La primera sorpresa que me llevé fue, aún de madrugada, estando en la estación de Linares-Baeza, cuando un tren especial procedente de Madrid, y otras ciudades más al norte, tenía como destino la Universidad Laboral de Córdoba. Cientos de chicos se asomaban a las ventanillas y empecé a comprender que lo que me esperaba tenía una dimensión superior a la que había imaginado. Más tarde, durante el viaje en un tren regular, expectante e ilusionado, recordé cómo mi padre me propuso esta esperanzadora posibilidad de cambio, cómo superé en Jaén un examen de conocimientos y cuando recibí la carta de admisión con las instrucciones para que mi madre bordara en mi ropa el número 866, requerido por el servicio de lavandería.
El primer dominico que vi fue a fray Ezequiel, quien nos recibió en la estación y ofreció uno de aquellos autobuses rojos para trasladarnos a la Laboral. Recuerdo las sensaciones de mi primer trayecto por la ciudad y mi interés por localizar el estadio de El Arcángel: tenía ganas de ver algún partido de primera división.

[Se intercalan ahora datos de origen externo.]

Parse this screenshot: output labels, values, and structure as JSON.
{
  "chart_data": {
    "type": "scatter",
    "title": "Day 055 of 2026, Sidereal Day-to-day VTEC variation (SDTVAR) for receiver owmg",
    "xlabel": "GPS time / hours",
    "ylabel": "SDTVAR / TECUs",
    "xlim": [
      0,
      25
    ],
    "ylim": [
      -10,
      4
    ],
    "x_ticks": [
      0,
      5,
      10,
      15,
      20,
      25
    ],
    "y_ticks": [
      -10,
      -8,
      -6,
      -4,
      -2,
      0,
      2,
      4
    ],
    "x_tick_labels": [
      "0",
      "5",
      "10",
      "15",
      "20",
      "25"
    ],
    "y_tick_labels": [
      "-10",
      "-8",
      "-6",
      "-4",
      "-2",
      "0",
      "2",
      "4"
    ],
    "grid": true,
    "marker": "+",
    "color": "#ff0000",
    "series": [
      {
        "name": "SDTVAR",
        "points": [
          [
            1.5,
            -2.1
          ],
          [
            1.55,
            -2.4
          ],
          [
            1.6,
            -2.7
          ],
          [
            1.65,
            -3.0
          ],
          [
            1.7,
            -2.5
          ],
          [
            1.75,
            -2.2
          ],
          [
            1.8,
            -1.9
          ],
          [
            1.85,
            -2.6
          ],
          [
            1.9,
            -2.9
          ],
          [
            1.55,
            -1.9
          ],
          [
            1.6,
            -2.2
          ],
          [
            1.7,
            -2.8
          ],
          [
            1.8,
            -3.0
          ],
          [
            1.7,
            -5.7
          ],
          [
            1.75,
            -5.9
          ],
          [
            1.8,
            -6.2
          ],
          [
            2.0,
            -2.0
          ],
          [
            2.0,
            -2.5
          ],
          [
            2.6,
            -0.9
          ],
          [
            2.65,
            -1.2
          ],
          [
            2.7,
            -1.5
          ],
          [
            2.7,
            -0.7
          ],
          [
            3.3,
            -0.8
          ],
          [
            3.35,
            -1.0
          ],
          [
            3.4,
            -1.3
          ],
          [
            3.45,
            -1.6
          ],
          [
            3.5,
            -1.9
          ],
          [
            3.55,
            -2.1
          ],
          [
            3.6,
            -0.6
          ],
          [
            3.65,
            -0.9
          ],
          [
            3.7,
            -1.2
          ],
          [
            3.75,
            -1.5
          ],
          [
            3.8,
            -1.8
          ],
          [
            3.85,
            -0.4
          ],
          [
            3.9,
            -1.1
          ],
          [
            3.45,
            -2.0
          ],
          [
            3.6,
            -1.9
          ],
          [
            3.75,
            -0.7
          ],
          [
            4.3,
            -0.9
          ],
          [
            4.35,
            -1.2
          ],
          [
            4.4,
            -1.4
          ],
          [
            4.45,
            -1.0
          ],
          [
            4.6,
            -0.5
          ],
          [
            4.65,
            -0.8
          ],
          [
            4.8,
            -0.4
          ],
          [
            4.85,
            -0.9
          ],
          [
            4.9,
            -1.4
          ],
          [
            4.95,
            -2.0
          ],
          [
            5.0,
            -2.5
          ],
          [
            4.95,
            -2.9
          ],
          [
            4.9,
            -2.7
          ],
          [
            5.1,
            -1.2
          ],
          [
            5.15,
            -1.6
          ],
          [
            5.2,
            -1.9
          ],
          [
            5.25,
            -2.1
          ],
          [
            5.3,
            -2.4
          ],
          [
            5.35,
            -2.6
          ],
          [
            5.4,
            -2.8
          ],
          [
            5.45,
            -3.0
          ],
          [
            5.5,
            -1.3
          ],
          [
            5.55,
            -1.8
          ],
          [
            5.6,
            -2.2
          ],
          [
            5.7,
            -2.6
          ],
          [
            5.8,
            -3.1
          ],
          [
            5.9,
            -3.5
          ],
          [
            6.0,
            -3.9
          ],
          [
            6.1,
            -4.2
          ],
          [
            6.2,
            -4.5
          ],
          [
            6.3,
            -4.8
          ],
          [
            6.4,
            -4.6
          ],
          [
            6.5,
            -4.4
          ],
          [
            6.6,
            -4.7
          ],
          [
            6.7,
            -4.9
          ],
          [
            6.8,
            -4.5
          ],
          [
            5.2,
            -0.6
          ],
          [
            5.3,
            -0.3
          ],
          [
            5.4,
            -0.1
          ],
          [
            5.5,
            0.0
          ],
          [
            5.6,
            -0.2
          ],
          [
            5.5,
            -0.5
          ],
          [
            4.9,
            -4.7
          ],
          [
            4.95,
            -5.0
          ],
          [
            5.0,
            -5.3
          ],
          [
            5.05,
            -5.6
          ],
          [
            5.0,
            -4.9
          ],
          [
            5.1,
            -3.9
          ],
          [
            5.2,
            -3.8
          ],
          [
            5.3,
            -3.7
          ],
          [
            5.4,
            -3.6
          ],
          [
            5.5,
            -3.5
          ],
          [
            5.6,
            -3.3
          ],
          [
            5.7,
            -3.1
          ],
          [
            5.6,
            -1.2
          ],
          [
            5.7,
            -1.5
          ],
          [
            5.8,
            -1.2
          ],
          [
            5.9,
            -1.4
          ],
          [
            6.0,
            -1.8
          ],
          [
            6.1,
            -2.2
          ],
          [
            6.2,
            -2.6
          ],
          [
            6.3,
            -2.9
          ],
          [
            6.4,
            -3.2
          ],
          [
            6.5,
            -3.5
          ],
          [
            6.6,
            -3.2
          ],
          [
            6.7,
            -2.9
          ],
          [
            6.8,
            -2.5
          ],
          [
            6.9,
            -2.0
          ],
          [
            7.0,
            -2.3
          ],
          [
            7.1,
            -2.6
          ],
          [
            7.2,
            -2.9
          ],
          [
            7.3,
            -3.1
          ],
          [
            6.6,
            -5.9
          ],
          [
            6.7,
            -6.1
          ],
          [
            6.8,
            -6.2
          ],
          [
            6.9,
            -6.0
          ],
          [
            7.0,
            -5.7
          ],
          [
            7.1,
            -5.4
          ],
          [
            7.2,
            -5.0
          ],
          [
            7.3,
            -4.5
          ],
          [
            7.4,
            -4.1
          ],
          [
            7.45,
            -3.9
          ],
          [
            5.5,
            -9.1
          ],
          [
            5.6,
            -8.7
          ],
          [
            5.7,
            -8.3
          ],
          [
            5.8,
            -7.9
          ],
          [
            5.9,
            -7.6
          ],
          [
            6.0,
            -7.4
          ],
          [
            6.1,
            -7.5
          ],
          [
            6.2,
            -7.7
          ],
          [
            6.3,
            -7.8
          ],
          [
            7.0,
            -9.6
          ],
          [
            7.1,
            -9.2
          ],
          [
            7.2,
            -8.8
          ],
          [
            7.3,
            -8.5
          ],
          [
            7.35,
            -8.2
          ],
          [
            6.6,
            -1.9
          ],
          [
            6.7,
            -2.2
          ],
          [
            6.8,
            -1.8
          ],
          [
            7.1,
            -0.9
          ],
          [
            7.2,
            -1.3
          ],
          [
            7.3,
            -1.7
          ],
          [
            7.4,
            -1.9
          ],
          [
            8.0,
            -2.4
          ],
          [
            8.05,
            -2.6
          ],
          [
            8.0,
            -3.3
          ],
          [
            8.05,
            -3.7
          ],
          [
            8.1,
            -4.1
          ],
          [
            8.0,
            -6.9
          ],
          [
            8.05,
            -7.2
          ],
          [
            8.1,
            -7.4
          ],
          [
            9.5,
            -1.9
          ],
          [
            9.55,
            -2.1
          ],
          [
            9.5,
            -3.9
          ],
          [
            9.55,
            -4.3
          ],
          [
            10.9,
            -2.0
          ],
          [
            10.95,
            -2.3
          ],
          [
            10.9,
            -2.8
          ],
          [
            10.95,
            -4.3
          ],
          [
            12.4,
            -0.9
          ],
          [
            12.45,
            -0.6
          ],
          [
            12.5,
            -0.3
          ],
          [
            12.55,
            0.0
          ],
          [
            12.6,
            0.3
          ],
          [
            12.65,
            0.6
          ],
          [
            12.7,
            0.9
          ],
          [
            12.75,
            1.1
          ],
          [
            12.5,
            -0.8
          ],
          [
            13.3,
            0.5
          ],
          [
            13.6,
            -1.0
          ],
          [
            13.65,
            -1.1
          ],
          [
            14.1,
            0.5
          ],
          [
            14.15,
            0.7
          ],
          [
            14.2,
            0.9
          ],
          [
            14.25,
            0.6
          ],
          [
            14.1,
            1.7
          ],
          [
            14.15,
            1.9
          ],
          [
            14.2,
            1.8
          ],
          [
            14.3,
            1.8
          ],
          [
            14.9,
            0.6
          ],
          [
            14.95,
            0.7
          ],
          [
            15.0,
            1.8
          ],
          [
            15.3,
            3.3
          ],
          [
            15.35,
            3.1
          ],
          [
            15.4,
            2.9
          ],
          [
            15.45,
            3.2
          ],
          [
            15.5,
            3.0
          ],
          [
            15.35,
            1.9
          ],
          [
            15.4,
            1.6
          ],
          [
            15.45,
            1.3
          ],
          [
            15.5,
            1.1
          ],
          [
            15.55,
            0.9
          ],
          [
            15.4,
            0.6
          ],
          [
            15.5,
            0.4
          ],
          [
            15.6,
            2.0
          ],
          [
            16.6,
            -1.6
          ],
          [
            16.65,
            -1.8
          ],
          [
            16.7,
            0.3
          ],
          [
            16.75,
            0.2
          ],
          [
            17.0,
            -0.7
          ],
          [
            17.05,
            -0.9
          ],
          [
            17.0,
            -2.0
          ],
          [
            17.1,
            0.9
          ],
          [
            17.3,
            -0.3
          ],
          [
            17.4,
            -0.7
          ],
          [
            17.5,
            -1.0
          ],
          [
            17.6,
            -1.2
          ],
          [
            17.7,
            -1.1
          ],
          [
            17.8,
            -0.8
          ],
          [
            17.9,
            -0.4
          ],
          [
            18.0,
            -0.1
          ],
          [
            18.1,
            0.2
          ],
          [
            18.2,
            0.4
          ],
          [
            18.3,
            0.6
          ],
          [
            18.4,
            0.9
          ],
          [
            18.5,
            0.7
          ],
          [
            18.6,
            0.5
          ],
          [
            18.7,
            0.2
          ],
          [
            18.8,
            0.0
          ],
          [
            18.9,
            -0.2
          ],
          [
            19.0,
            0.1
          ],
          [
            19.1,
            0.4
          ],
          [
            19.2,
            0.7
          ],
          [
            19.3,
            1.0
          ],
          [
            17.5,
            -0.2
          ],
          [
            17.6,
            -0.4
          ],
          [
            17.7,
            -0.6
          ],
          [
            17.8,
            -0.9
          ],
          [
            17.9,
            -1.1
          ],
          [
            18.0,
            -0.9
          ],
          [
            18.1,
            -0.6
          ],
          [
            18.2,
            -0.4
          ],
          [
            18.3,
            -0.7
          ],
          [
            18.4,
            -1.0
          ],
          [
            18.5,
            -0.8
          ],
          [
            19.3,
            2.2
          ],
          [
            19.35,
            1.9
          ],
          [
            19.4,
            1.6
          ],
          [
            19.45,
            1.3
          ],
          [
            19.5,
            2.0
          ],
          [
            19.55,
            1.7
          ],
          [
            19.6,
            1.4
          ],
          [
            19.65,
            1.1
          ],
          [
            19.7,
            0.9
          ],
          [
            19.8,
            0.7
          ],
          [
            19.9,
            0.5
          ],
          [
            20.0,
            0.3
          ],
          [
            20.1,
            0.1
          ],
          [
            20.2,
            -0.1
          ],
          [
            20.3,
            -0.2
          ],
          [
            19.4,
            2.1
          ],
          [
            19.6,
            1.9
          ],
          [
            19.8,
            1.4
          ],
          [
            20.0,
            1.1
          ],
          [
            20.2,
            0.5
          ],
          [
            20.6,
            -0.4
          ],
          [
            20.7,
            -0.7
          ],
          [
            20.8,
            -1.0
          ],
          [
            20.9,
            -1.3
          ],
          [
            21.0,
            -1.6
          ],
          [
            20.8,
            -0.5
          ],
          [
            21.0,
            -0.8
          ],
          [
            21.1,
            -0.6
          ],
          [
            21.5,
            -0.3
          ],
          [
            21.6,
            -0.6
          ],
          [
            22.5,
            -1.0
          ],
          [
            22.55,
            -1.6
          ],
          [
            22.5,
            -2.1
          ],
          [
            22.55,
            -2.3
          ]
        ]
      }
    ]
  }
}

Mis padres y yo nos quedamos impresionados por la organización y las magníficas instalaciones que se me ofrecían para emprender mi nueva vida. Subieron conmigo a la habitación que compartiría con 6 compañeros en el colegio Juan de Mena donde iniciaría el primer curso de Oficialía Industrial.
Los padres, después de un par de horas, tomaron de nuevo el autobús hacia la ciudad y me quedé con mis dos amigos explorando todos los rincones del recinto y conociendo a nuevos compañeros. Ya por la tarde, oí el ruido de un tren y me asomé curiosamente a observarlo desde un lateral del puente de entrada. Inesperadamente vi a mis padres, a quienes saludé agitando los brazos a la vez que ellos correspondían mientras fue posible. Noté un nudo en la garganta, acababa de descubrir lo que era una despedida.
Poco después, acudí a la iglesia para oír la misa de bienvenida oficiada por trece sacerdotes. Recuerdo aquel salmo: “Como brotes de olivo en torno a tu mesa…” y aquel sentimiento de hermandad que me dio confianza y sosiego.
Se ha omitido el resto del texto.